A new study published last month estimates that 89 percent of networking encounters occur forcibly and without the consent of one of the parties involved, a disturbing finding that suggests far more people are victims of unwanted career-related discussions than was previously thought. The study examined data from thousands of abusive incidents in which individuals were compelled against their will to assist another’s professional ambitions. The report incorporated interviews with hundreds of others who were violated by acts of nonconsensual networking, many of whom described similarly traumatic and dehumanizing experiences.

The details vary, but in each case the victims described how ordinary chitchat rapidly escalated to terrifyingly detailed conversations about skill sets and career paths. What makes this especially disturbing is that these attacks often take place in an isolated space. The assailant might force the victim into a remote corner of a dinner party, or follow him/her into the parking lot after a brief coffee shop encounter. These assaults have also been known to occur in full view of witnesses, who, more often than not, do nothing to stop it.

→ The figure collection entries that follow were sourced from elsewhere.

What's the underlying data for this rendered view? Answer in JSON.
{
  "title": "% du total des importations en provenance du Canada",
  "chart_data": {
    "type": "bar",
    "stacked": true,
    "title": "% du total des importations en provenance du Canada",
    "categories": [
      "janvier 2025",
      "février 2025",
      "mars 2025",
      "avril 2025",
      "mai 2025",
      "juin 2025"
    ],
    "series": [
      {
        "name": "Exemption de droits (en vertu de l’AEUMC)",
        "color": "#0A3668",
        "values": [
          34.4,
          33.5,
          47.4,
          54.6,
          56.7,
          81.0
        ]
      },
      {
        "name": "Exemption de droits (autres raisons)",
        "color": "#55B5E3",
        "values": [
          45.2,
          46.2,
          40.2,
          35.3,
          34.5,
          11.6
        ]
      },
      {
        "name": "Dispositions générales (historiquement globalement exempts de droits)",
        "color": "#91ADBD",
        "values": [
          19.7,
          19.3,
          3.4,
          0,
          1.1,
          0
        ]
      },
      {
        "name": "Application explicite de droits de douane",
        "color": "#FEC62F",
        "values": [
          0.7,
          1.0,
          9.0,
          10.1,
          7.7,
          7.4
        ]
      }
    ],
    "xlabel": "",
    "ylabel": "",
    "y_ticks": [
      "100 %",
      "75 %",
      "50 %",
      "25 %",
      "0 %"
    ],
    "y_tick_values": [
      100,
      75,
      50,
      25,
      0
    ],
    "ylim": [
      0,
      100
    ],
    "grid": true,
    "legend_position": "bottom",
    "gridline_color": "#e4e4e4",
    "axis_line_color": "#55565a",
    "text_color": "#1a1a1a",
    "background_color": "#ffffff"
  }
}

“It all happened so fast,” said an unidentified woman, her voice breaking. “We were just making small talk, when out of nowhere he pounced, asking me if my company was in the market for a new insurance provider. Before I even realized what was happening, I had a business card in my hand. I can still smell the booze on his breath.”

It is not uncommon for people who have been brutally networked to blame themselves for what was done to them. They might, for example, believe that their business-casual attire provoked the networker or that standing alone in the corner of a cocktail party was somehow “asking for it.” Networking victims often feel dirty and humiliated. But it’s not their fault. It’s the fault of the animals who did this to them.

The study holds out hope that this research will not only encourage more victims to come forward, but will also reassure others that the act of networking, when consensual, does not have to be a traumatic or shameful act.